Agent activation uses a separate updater and a stable package-managed launcher.

Runtime behavior:

  • The agent stages the verified payload under the mutable runtime root.
  • The rollout command points the agent at an authenticated HTTPS download path on agent-gateway, not at the original GitHub/Forgejo/Harbor host.
  • agent-gateway resolves the authorized rollout target, fetches the mirrored object from internal storage, and streams it back to the agent.
  • The updater switches the current symlink atomically to the new versioned payload.
  • The service restarts against the new runtime.
  • If the updated agent does not report healthy before the reconnect deadline, the updater restores the previous target and restarts again.
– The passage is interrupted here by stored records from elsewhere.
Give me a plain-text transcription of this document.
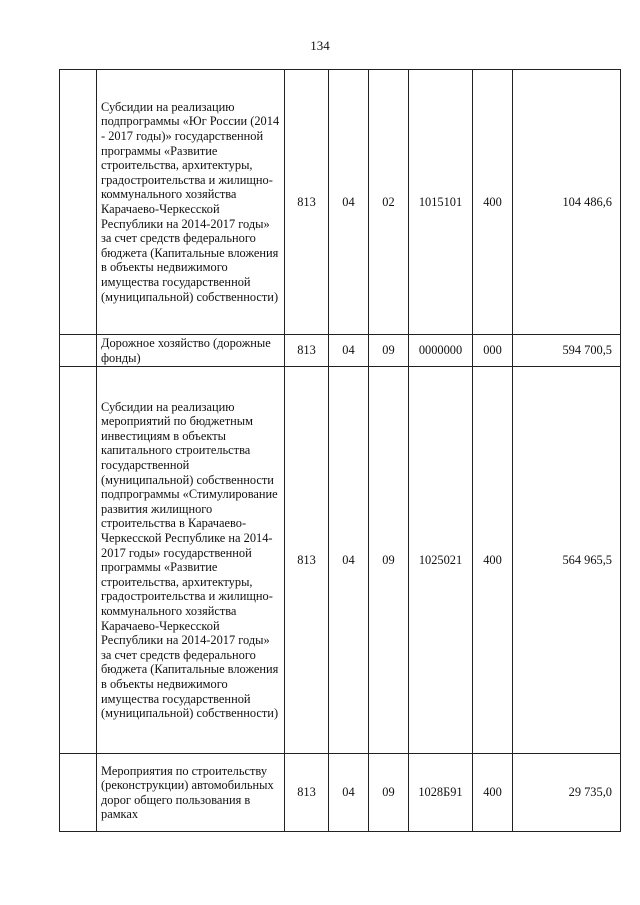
134
	Субсидии на реализацию подпрограммы «Юг России (2014 - 2017 годы)» государственной программы «Развитие строительства, архитектуры, градостроительства и жилищно-коммунального хозяйства Карачаево-Черкесской Республики на 2014-2017 годы» за счет средств федерального бюджета (Капитальные вложения в объекты недвижимого имущества государственной (муниципальной) собственности)	813	04	02	1015101	400	104 486,6
	Дорожное хозяйство (дорожные фонды)	813	04	09	0000000	000	594 700,5
	Субсидии на реализацию мероприятий по бюджетным инвестициям в объекты капитального строительства государственной (муниципальной) собственности подпрограммы «Стимулирование развития жилищного строительства в Карачаево-Черкесской Республике на 2014-2017 годы» государственной программы «Развитие строительства, архитектуры, градостроительства и жилищно-коммунального хозяйства Карачаево-Черкесской Республики на 2014-2017 годы» за счет средств федерального бюджета (Капитальные вложения в объекты недвижимого имущества государственной (муниципальной) собственности)	813	04	09	1025021	400	564 965,5
	Мероприятия по строительству (реконструкции) автомобильных дорог общего пользования в рамках	813	04	09	1028Б91	400	29 735,0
The control plane records terminal per-agent states such as:

  • healthy
  • failed
  • rolled_back
  • canceled

Diagnostics

Use these surfaces first during rollout triage:

  • /settings/agents/releases: published releases, supported platform badges, rollout compatibility preview, disabled invalid rollout submission, rollout-creation validation, recent rollouts, pause/resume/cancel actions, and per-target diagnostics.
  • /agents: version distribution, rollout-state counts, target-version filtering, per-agent last update error.
  • /agents/:uid: current version, desired version, rollout state, last update error, and recent rollout targets.

Common failure patterns:

  • Invalid signature: the agent rejected the manifest before staging.
  • Digest mismatch: the downloaded artifact did not match the published SHA256.
  • No matching artifact: the control plane could not select an artifact for the agent's os and arch. The releases page surfaces this as no matching release artifact for agent platform <os>/<arch> and highlights the affected target as an unsupported platform.
  • Unresolved custom IDs: the rollout cohort includes agent IDs that do not currently resolve to inventory records, so rollout creation is rejected until those entries are corrected.
  • Rolled back: the updater switched versions, but the new runtime did not become healthy before the deadline.

Recovery Playbook

When a rollout is unhealthy:

  1. Pause the rollout.
  2. Inspect last_update_error and the per-agent target state.
  3. If failures are verification-related, fix the manifest, signature, or artifact publication and publish a corrected version instead of reusing the broken one.
  4. If failures are post-restart regressions, let the automatic rollback settle and confirm agents return to the previous version.
  5. Start a fresh canary rollout for the corrected release.

Do not manually mutate files under the package-managed launcher paths during incident response. ServiceRadar-managed runtime payloads are the mutable layer; launcher, unit files, and baseline updater assets remain package-owned.